By “bringing some teeth” to the JROC process, “we can make it stronger,” he added.
As Grady seeks to empower the JROC, however, he warned that its effectiveness is threatened by the ongoing hold placed on most military promotions by Sen. Tommy Tuberville (R-Ala.). The hold has prevented most of the services’ vice chiefs—who all sit on the JROC—from being confirmed.
“One of the real values of the JROC is, you have the vices sitting there, [with] all that depth and breadth of experience,” Grady said. Without them, the council’s meetings have relied on specific subject matter experts.
“They’re really capable officers, but they come based on the specific issue,” Grady said. “That makes sense. That’s what I would do if I were in one of the one of the services, until they get their vice [confirmed]. But that depth and breadth, how it fits across the entire service portfolio, is probably not as strong as it would be if it was a vice sitting at the table.”

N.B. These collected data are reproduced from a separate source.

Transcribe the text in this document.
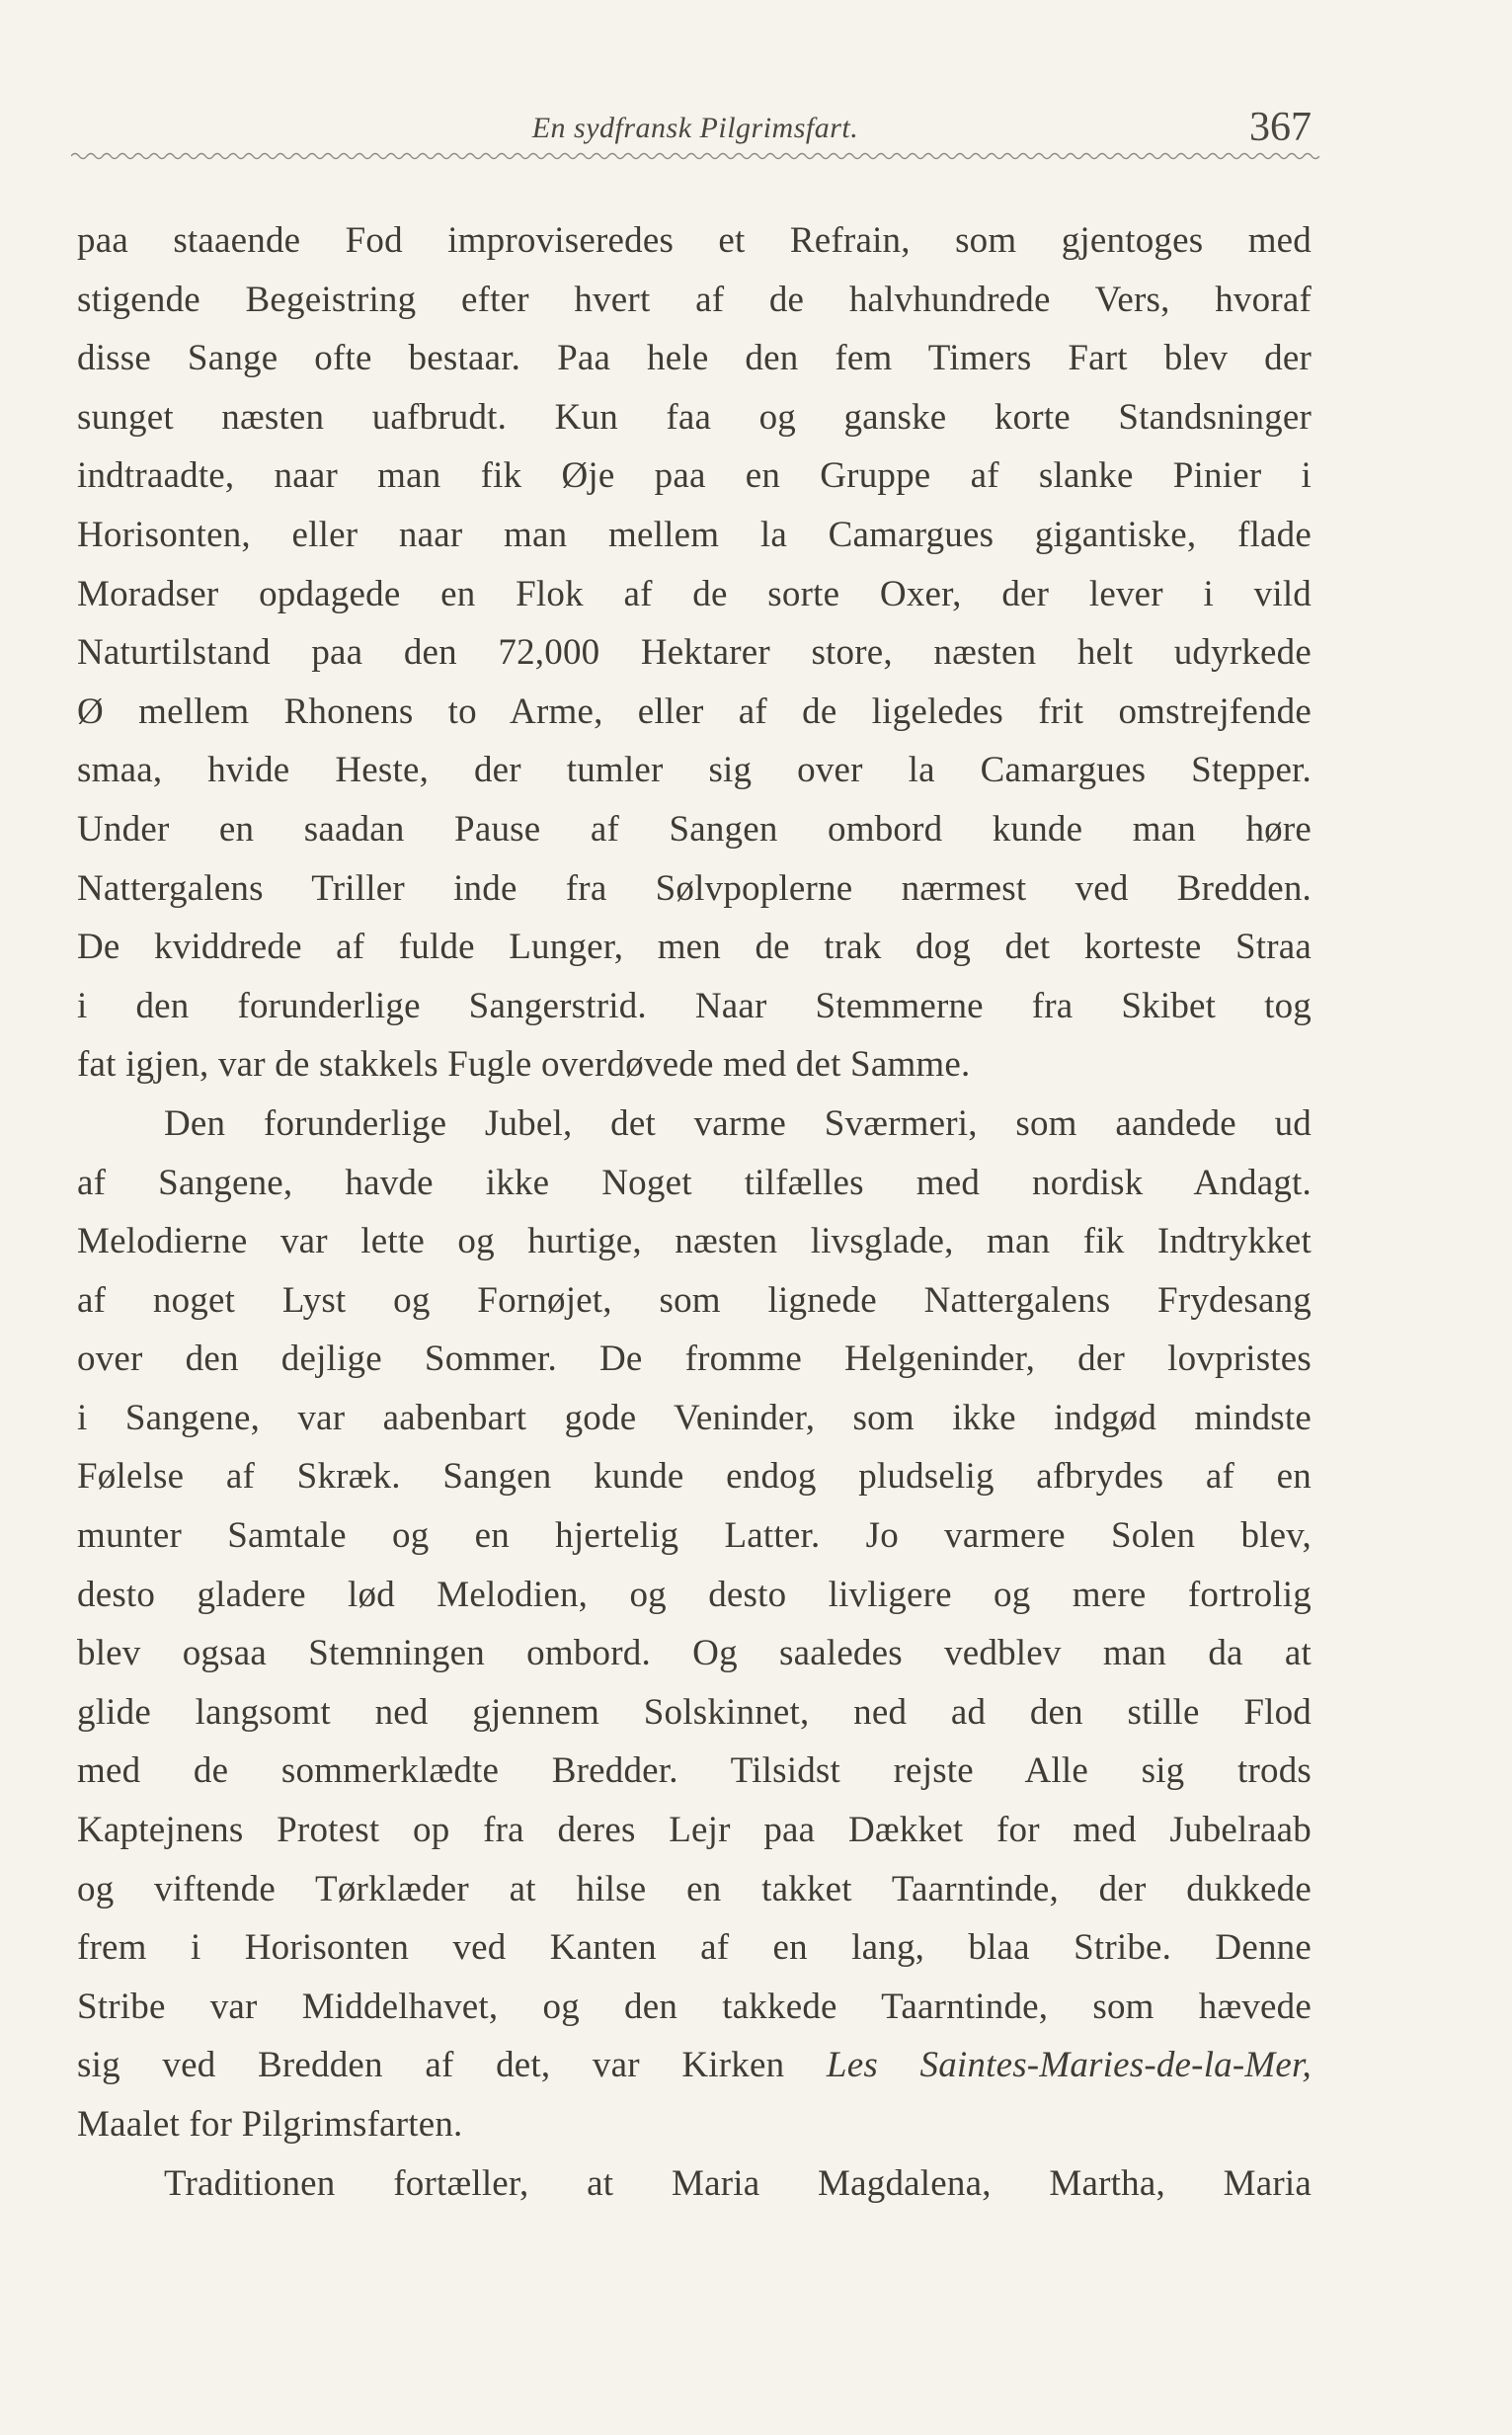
En sydfransk Pilgrimsfart.	367
paa staaende Fod improviseredes et Refrain, som gjentoges med
stigende Begeistring efter hvert af de halvhundrede Vers, hvoraf
disse Sange ofte bestaar. Paa hele den fem Timers Fart blev der
sunget næsten uafbrudt. Kun faa og ganske korte Standsninger
indtraadte, naar man fik Øje paa en Gruppe af slanke Pinier i
Horisonten, eller naar man mellem la Camargues gigantiske, flade
Moradser opdagede en Flok af de sorte Oxer, der lever i vild
Naturtilstand paa den 72,000 Hektarer store, næsten helt udyrkede
Ø mellem Rhonens to Arme, eller af de ligeledes frit omstrejfende
smaa, hvide Heste, der tumler sig over la Camargues Stepper.
Under en saadan Pause af Sangen ombord kunde man høre
Nattergalens Triller inde fra Sølvpoplerne nærmest ved Bredden.
De kviddrede af fulde Lunger, men de trak dog det korteste Straa
i den forunderlige Sangerstrid. Naar Stemmerne fra Skibet tog
fat igjen, var de stakkels Fugle overdøvede med det Samme.
Den forunderlige Jubel, det varme Sværmeri, som aandede ud
af Sangene, havde ikke Noget tilfælles med nordisk Andagt.
Melodierne var lette og hurtige, næsten livsglade, man fik Indtrykket
af noget Lyst og Fornøjet, som lignede Nattergalens Frydesang
over den dejlige Sommer. De fromme Helgeninder, der lovpristes
i Sangene, var aabenbart gode Veninder, som ikke indgød mindste
Følelse af Skræk. Sangen kunde endog pludselig afbrydes af en
munter Samtale og en hjertelig Latter. Jo varmere Solen blev,
desto gladere lød Melodien, og desto livligere og mere fortrolig
blev ogsaa Stemningen ombord. Og saaledes vedblev man da at
glide langsomt ned gjennem Solskinnet, ned ad den stille Flod
med de sommerklædte Bredder. Tilsidst rejste Alle sig trods
Kaptejnens Protest op fra deres Lejr paa Dækket for med Jubelraab
og viftende Tørklæder at hilse en takket Taarntinde, der dukkede
frem i Horisonten ved Kanten af en lang, blaa Stribe. Denne
Stribe var Middelhavet, og den takkede Taarntinde, som hævede
sig ved Bredden af det, var Kirken Les Saintes-Maries-de-la-Mer,
Maalet for Pilgrimsfarten.
Traditionen fortæller, at Maria Magdalena, Martha, Maria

More broadly, among certain allies, there is also a new International JROC, Grady said. The group has had two meetings, set a governance process, and “we’re actually establishing requirements that we can work through together,” Grady said. “I can see that we will be able to take the output of the IJROC and be at least one requirements-driven input to AUKUS Pillar 2, which is the new technology space. That’s pretty exciting.”